Pain is the first and most important step in the qualifying process. If prospects aren’t experiencing pain that can be alleviated by your product or service, then there is no sales opportunity to pursue and the sooner you discover that, the better. On the other hand, if there is pain that your product or service addresses, and if you can help your prospects connect unique elements of your product or service to specific aspects of their pain, the qualification process continues.
Pain exists when there is a RECOGNIZABLE AND MEASURABLE GAP between prospects’ desired or required outcomes and the outcomes being achieved in their current situations. The more effort you put into qualifying for pain, the more quickly you can develop and close the sale if it measures up to all of your qualifying criteria…or move on to another opportunity if it doesn’t measure up.
When asking a prospect questions early on in the selling cycle, you want to uncover information that helps to clarify the degree of fit between what you have to offer and the prospect’s problem, challenge, or goal.
If the correlation is low, it’s probably best to look for another opportunity.If a possible buyer has no problem, challenge, or goal that you can support . . . guess what? That person is no longer a prospect. It’s time to move on to another opportunity, and consider the discovery a victory.
And that really is a victory. Why? Because you have successfully disqualified someone. Now you can spend your time identifying and working with a qualified prospect!
ANSWERING A QUESTION WITH A QUESTION
On her next sales call, which Anne conducted on her own, Anne happened to be meeting with a senior decision maker at another very large company.Early on in the meeting, the client asked, “Have you worked with a lot of companies our size?”
Mindful of the reminder she’d gotten from Juan, Anne smiled and said, “That sounds like a very important question. Do you mind if I ask why you’re bringing it up?”
The prospect explained that he had been working for several years with one of Anne’s competitors, and was now seriously considering changing vendors.

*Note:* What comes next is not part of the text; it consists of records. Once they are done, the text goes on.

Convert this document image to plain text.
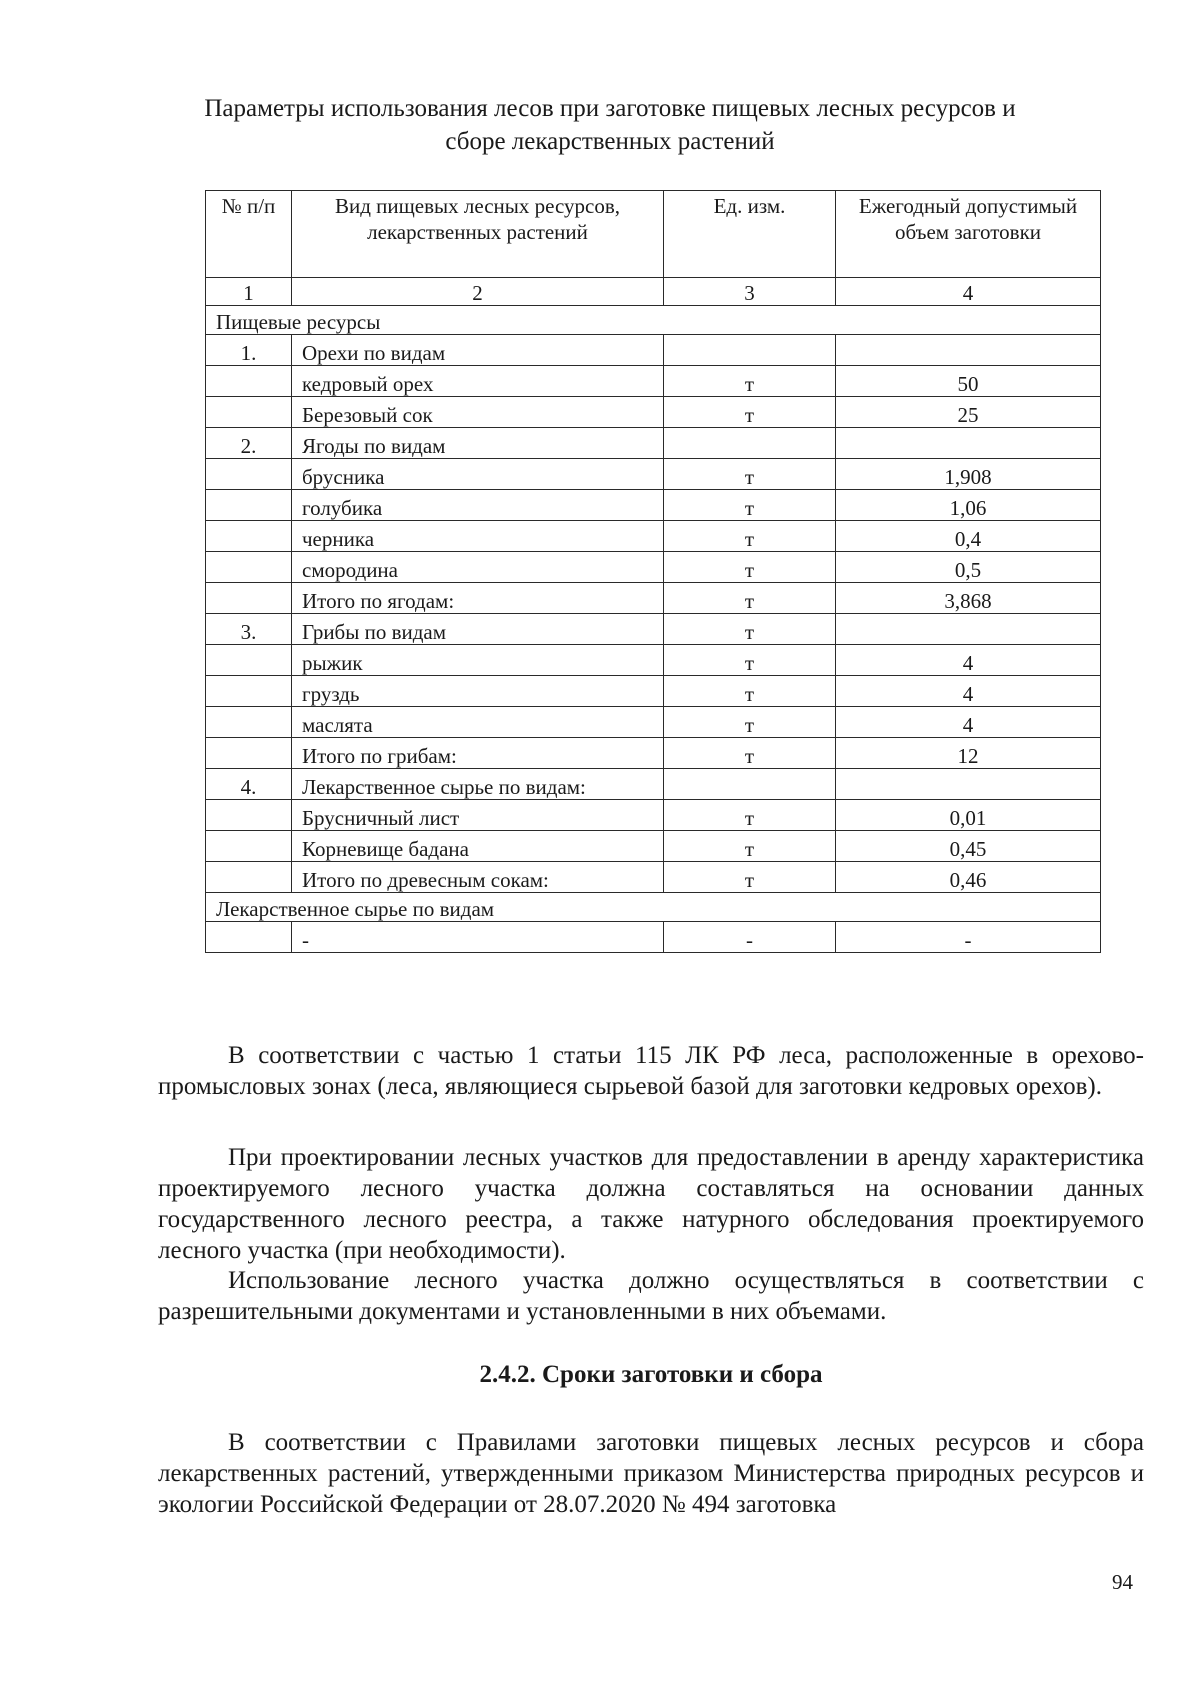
Параметры использования лесов при заготовке пищевых лесных ресурсов и сборе лекарственных растений
№ п/п	Вид пищевых лесных ресурсов, лекарственных растений	Ед. изм.	Ежегодный допустимый объем заготовки
1	2	3	4
Пищевые ресурсы			
1.	Орехи по видам		
	кедровый орех	т	50
	Березовый сок	т	25
2.	Ягоды по видам		
	брусника	т	1,908
	голубика	т	1,06
	черника	т	0,4
	смородина	т	0,5
	Итого по ягодам:	т	3,868
3.	Грибы по видам	т	
	рыжик	т	4
	груздь	т	4
	маслята	т	4
	Итого по грибам:	т	12
4.	Лекарственное сырье по видам:		
	Брусничный лист	т	0,01
	Корневище бадана	т	0,45
	Итого по древесным сокам:	т	0,46
Лекарственное сырье по видам			
	-	-	-
В соответствии с частью 1 статьи 115 ЛК РФ леса, расположенные в орехово-промысловых зонах (леса, являющиеся сырьевой базой для заготовки кедровых орехов).
При проектировании лесных участков для предоставлении в аренду характеристика проектируемого лесного участка должна составляться на основании данных государственного лесного реестра, а также натурного обследования проектируемого лесного участка (при необходимости).
Использование лесного участка должно осуществляться в соответствии с разрешительными документами и установленными в них объемами.
2.4.2. Сроки заготовки и сбора
В соответствии с Правилами заготовки пищевых лесных ресурсов и сбора лекарственных растений, утвержденными приказом Министерства природных ресурсов и экологии Российской Федерации от 28.07.2020 № 494 заготовка
94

Here was a vitally important piece of information!
The prospect went on to explain that he wanted to be sure he had a clear sense of how Anne’s firm would approach client relationships because he was personally responsible for ensuring that certain mistakes that had been made in the past would not be repeated.
Anne was now able to ask a targeted question, one designed to help her identify whether there was a problem, challenge, or goal here that she could support. She asked: “Tell me -- what did you like, and not like, about your past relationships with consulting companies in our space?”
The prospect spent half an hour answering that question! When he had finished speaking, Anne was indeed able to address his issues in a way that left him feeling comfortable with the possibility of working together. Thirty days later, she had a contract to work for that company.
The moral: Know when to answer a question with a question – and use your questions to qualify for pain. Your closing ratio will improve if you do.